撮影中****

まゆみは港に来ていた。ぼんやりと船を眺めながら潮風に吹かれている。休日の散歩道。まゆみはこの風景が気に入っている。だが、今日は少し気分が重い。まゆみは昨夜両親と交わした会話を思い出していた。
呼ばれてリビングに降りると養父は二つ並んだひとりがけのソファの奥側に座り、養母は自分が焼いたお菓子を手に、養父の隣のソファに座ったところだった。
「まぁ座りなさい。」と養父に促されるままに両養親の向かい側の長いソファのなるべく手前側にに腰かけた。
タイミングよく使用人が三人分のお茶を用意してくれた。
「まゆみちゃん、クッキーを焼いたの。食べてね。」「はい、ありがとうございます。」
言われりままに皿の上のクッキーを一つ、摘まんで口に入れる。ふんわりと口の中に甘さが広がる。「お養母さん、美味しいです。」とにっこり笑うと「ありがとう。まゆみちゃんに誉められると嬉しいわぁ。」と柔らかい笑顔が返ってきた。

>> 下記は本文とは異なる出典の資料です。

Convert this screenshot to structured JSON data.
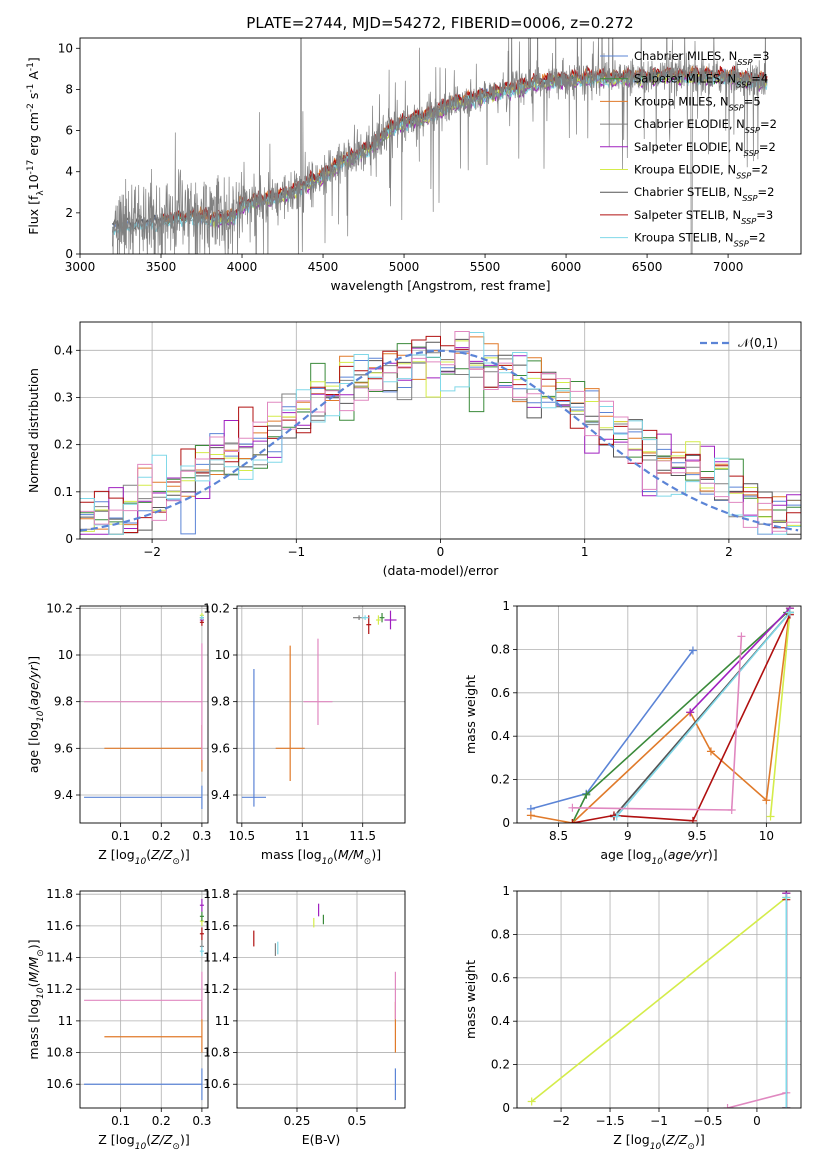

「大学の方はどうだ、順調かね?」養父に聞かれ「はい。なんとか頑張ってます。」と返す。「お前ももう三回生だからな。」と言ってティーカップを養父はもって一口お茶を飲む。「進路の事などは考えているのかね?」といきなり本題とおぼしき質問にまゆみは俯いてしまった。「…いえ、まだ具体的には…。」「そうか。」「はい、すいません。」「いやだわまゆみちゃん。謝るような事じゃないのよ。ほら、貴方がそんな怖い顔で聞くから…。」「あぁ、そうだな。怒っているのではないんだ。」「…はい。」
養父はもう一口お茶を含んでゆっくり飲み下し、意を決したように切り出した。
「実はな、まゆみにお見合いの話がきているんだ。」「「えっ!」」まゆみはもちろん養母も驚いた。「あ、あなた?まゆみちゃんはまだ成人したばかりの学生よ?こんな時期にお見合いなんて早すぎないかしら?」「あぁ、まぁそうかも知れんが、先方がまゆみを気に入ってるらしくて、形だけでもと言ってきてるんだ。」「そんなっ、貴方…」「無理にと言っている訳じゃない。しかし、まゆみももうそういう年頃という事だ。」「でも貴方…、お見合いなんて…」「…、」養母が取り乱して言い募る間、まゆみはまるで他人事のようにその話を聞いていた。
「まゆみちゃんだってこれからしたい事や将来の夢だってあるでしょ。ねぇ、まゆみちゃん!」いきなり話をふられてまゆみははっとした。全く自分の話だという実感がないのだ。